The results of our behavioral investigations demonstrate the anxiolytic-like effects of OLE in an animal model of anxiety. The administration of OLE after SPS significantly reduced anxiety-like behavior in the EPM test, as indicated by more entries and exploratory behaviors, and less avoidance of the open arms, yielding lower anxiety indices (Cohen et al. 2012). OLE administration after SPS also significantly increased the time spent and number of central zone crossings in the OFT. These changes in anxiety-like behavior appear to have been specific and not the result of impaired locomotor activity because the track length in the EPM test and OFT was similar for all groups. Thus, because behavior in the EPM test and OFT are related to HPA axis-associated psychological dysfunction, these results indicate that inhibition by OLE may attenuate HPA axis activity.

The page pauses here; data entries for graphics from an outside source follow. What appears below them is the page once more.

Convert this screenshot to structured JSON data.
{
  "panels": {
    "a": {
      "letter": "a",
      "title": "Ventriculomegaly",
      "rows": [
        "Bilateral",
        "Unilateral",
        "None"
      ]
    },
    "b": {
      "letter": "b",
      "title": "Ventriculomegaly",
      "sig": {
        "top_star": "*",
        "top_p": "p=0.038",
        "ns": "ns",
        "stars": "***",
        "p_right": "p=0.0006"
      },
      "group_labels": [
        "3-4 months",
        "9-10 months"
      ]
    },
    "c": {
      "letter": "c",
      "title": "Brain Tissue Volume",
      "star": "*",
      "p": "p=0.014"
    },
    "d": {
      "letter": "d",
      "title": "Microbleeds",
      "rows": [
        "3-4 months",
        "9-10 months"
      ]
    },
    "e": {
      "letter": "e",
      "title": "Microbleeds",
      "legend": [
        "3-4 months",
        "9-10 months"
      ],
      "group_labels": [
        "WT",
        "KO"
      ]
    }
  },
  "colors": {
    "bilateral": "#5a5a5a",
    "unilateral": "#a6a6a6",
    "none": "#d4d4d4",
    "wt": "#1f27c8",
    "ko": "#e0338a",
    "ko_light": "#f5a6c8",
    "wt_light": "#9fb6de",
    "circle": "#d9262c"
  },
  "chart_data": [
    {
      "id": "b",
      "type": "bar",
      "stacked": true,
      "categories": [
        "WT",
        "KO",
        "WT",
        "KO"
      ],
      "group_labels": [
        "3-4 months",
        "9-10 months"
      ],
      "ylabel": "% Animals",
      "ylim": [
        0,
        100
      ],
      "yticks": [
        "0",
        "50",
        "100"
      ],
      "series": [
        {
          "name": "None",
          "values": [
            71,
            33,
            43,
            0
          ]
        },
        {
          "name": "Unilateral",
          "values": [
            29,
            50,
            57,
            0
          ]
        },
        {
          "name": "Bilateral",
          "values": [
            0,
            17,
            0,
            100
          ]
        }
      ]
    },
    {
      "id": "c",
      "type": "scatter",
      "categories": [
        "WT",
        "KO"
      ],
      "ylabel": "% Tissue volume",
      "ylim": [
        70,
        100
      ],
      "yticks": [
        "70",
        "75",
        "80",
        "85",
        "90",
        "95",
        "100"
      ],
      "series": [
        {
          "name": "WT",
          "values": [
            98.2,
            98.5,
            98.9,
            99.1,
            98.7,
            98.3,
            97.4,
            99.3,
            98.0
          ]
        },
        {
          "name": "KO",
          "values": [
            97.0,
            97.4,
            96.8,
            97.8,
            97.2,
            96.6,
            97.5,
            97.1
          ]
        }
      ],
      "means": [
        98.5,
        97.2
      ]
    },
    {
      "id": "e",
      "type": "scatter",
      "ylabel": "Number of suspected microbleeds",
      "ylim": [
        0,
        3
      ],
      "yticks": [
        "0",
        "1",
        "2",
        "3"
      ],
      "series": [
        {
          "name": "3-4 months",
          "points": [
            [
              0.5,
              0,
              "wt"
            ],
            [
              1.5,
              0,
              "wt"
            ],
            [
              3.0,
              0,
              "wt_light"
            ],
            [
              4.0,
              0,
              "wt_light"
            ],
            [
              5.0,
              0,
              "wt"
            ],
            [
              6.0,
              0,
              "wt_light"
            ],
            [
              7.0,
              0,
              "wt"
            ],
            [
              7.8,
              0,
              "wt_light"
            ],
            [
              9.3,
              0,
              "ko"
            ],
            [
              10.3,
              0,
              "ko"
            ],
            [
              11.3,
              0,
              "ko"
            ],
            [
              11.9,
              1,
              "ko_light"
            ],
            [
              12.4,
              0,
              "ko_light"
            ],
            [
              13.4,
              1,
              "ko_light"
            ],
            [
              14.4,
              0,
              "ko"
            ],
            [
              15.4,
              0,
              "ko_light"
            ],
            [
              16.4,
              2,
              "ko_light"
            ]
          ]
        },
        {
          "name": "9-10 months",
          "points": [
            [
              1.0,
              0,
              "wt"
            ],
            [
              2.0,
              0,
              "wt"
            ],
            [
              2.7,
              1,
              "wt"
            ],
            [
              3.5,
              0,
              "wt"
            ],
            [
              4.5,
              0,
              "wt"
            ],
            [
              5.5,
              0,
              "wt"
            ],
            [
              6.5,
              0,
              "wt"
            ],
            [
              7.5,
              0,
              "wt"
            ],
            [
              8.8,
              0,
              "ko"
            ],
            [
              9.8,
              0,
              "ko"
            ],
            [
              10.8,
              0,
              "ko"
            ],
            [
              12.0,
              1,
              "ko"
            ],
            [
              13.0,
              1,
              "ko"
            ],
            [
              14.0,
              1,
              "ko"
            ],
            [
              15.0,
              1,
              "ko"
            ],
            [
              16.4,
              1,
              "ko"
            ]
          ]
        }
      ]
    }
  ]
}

In the present study, in rats subjected to SPS, OLE reduced the decrease in NPY expression in the hippocampus of rats subjected to SPS (Serova et al. 2014). SPS-induced psychopathological conditions, including anxiety, have been linked to TH activity, so we assessed TH expression in the LC and found decreased TH-like immunoreactivity (Serova et al. 2013). Some studies suggest that SPS results in physiological and behavioral changes reminiscent of PTSD symptoms linked to the LC-NE system, and SPS is known to induce an elevation in TH mRNA in the LC (George et al. 2013). However, OLE did not significantly inhibit the increase in expression of TH in the LC or hippocampal NE levels. Many studies have suggested that PTSD patients have elevated NE levels in the brain and that this increase is correlated with disease severity (Geracioti et al. 2008). Exaggerated central noradrenergic activity is primarily observed in response to various trauma-associated stimuli rather than under resting conditions, in PTSD patients (Geracioti et al. 2008). Thus, OLE may not modulate the central adrenergic system, and may indirectly alter catecholamine synthesis in the brain. Many studies have suggested that PTSD can affect the neuronal circuitry and cause an imbalance in neurotransmitters, intensifying anxiety (Ebenezer et al. 2016). We hypothesized that SPS-induced anxiety-like symptoms would be associated with central 5-HT dysfunction. We have shown that PTSD animals treated with OLE had significant increases in 5-HT levels in the hippocampus and that this may have inhibited the pathophysiology of PTSD. The effects of OLE can be reversed by 5-HT manipulation (Lin et al. 2016). Thus, the present findings indicate that OLE, like FLX, attenuates the behavior and neurochemical responses associated with anxiety by modulating NPY expression and the serotonergic system in the brain (Aykaç et al. 2012).

Our study also found that SPS decreased the expression of BDNF mRNA in rat hippocampus as well as anxiety-like behaviors. OLE restored hippocampal BDNF mRNA levels, suggesting that the modulation of BDNF signaling plays a role in the anxiolytic actions of OLE.

In summary, OLE administration was associated with anxiolytic-like effects in the EPM test and OFT, possibly via modification of NPY expression in the serotonergic system. These findings indicate that OLE can ameliorate the complex behavior and neurochemical responses involved in anxiety. Thus, OLE may be a useful agent in preventing anxiety-like behavior associated with PTSD.